Direktur Jenderal Perikanan Budidaya Kementrian Kelautan dan Perikanan Slamet Soebjakto  dikutip oleh Antara pada tanggal 21 Maret 2018, sebagai mengatakan bahwa mulai tingginya minat penggunaan pakan ikan mandiri menuntut pemenuhan kebutuhan bahan baku pakan secara berkelanjutan dan bungkil inti sawit (palm kernel meal/PKM) merupakan alternatif yang baik.

ilustrasi

“Bayangkan kita produsen PKM sawit terbesar, artinya suplai sangat melimpah,” ujar Soebijakto.

“Oleh karenanya, penggunaan bahan protein nabati dari limbah kelapa sawit menjadi alternatif untuk mengurangi porsi penggunaan tepung ikan,” ditambahkannya.

Namun data dari kementrian kelautan dan perikanan memperlihatkan bahwa saat ini sekitar 94 persen dari PKM ini diekspor.
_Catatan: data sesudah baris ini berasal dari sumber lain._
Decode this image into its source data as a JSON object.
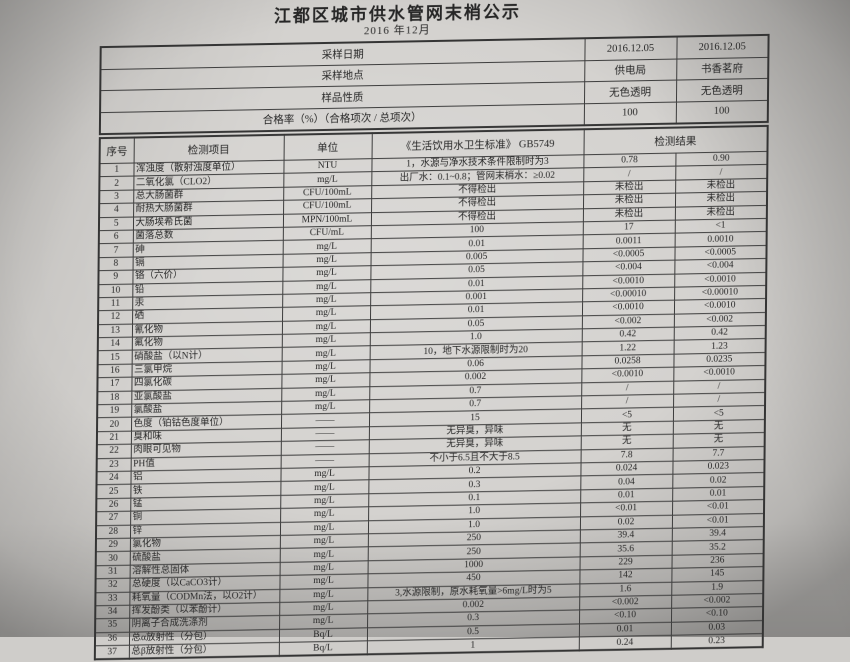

Data lain dari kementrian yang sama juga memperlihatkan bahwa produksi PKM di Indonesia berada sekitar 4,2 juta ton dalam setahunnya.

Soebjakto mengatakan bahwa di beberapa daerah masih ada kendala dalam penyediaan alternatif bahan baku pakan yang efisien, namun hal itu  bukan karena bahan baku yang langka, tapi kurang optimalnya sistem pasokannya.

“Masalahnya bukan bahan baku yang langka, tapi lebih pada belum optimalnya konektivitas dari sumber bahan baku ke unit usaha pakan mandiri,” katanya

Jalan keluarnya, menurut Soebijakto, adalah dengan  mempermudah akses sumber bahan baku dengan koperasi induk pakan mandiri yang ada di daerah melalui kemitraan. Ia juga menghimbau kepala daerah untuk mempermudah konektivitas ini.

Ia mengatakan bahwa protein nabati dari limbah kelapa sawit ini mampu menggantikan protein dari tepung ikan yang kini masih umumnya digunakan. Namun saat ini, Indonesia masih mengimpor tepung ikan.

“Pemanfaatan bungkil sawit dapat mengurangi penggunaan protein dari tepung ikan, sehingga harga pakan menjadi lebih murah,” ujar Soebjakto

Untuk dapat dijadikan pakan ikan, limbah kelapa sawit harus terlebih dahulu difermentasi dengan menggunakan ragi.

Antara juga mengutip Ketua Asosiasi Pakan Mandiri Nasional, Syafruddin, yang mengatakan bahwa penggunaan bungkil inti sawit dalam pakan ikan berkisar antara 8-10 persen, dan keuntungan lain memanfaatkan bahan baku ini adalah adanya tambahan kandungan lemak hingga 10 persen, sehingga diharapkan dapat meningkatkan performa pertumbuhan ikan.